At first, Sam thinks Angels and Hope seems like a lovely place to live. Almost idyllic. At the centre of this community is the amusement park Captain Clive’s Dreamworld; the town was built to house staff of the park. It’s motto is ‘Where dreams really do come true’ and you could be forgiven for thinking they have. Sam isn’t the average man though, and he starts to notice anomalies. No one ever seems to visit the amusement park for a start, so why are the staff necessary? There’s also the problem of Bridget Bishop, a girl that no one else in the town seems to remember now she’s gone missing. Or maybe they can remember her but are denying her existence? This is the last straw for Sam and he starts to investigate what’s really going on in the village. This is where the book becomes very disturbing, in a couple of scenes that are unexpected and disturbing. However they do seem to fit what I know about Bassoff’s writing, he likes to mash-up genres and expectations. The scenes are also in-keeping with the idea that seems to be the undercurrent of this novel; life is unexpected, our place in it is total chance.

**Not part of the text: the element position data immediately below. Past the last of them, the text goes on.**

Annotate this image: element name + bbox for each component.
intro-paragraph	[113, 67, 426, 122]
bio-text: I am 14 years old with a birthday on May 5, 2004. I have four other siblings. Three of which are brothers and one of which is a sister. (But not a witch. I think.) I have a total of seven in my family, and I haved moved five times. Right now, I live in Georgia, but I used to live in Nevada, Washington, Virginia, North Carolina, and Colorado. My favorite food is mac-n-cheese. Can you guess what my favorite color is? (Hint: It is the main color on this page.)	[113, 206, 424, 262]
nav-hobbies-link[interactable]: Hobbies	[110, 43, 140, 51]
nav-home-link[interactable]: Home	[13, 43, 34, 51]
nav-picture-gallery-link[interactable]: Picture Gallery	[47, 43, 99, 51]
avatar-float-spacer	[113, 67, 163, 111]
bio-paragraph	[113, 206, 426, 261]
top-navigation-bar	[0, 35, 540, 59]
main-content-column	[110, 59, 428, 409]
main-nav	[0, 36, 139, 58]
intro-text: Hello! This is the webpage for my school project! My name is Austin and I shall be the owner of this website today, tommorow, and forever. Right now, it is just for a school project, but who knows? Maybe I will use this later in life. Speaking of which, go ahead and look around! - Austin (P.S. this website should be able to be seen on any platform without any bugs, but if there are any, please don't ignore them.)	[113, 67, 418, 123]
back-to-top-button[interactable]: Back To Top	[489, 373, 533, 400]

Bassoff seems to be posing the idea that we like to create myths and religions in order to give life pattern and purpose, but they are an illusion. Real life doesn’t seem to have any sense to it and we’re so scared by that, we have to create philosophies that make sense of it. When something terrible happens there is an emotional seismic shock in society, in my lifetime that’s probably 9/11 or the death of Princess Diana. Then, conspiracy theories spring up around the event. People would rather believe a shadowy conspiracy of men in grey, headed up by the Duke of Edinburgh arranged Diana’s death. This is more palatable then a Princess was driven at high speed, by a man who’d been drinking, only to die in a tragic car accident while being pursued by paparazzi. Having watched a bit of David Lynch over the years I was reminded of some of his work. In Twin Peaks we had the beautiful Laura Palmer who is found dead in the river wrapped in plastic and a beautiful town goes into mourning for its Homecoming Queen. However, as people slowly begin to tell their stories it’s clear that this town didn’t know the reality of being Laura Palmer. She was addicted to cocaine, suffering from sexual abuse and sleeping with most of men or women she came into contact with. I remember being quite disturbed by the scenes from the night Laura is killed and her cousin Maddie. This book does the same as Lynch’s work on Twin Peaks and in films like Blue Velvet. Places have a surface, but underneath there’s a dark underbelly that most people never see. So, the revealing scenes are disturbing, but they are also needed for the story being told. The surface story of this book is disgraced cop is moved to a small town with an amusement park promising dreams that come true. Dig a little deeper and we find something terrible.This is far from a world where dreams come true, unless your dreams are nightmares.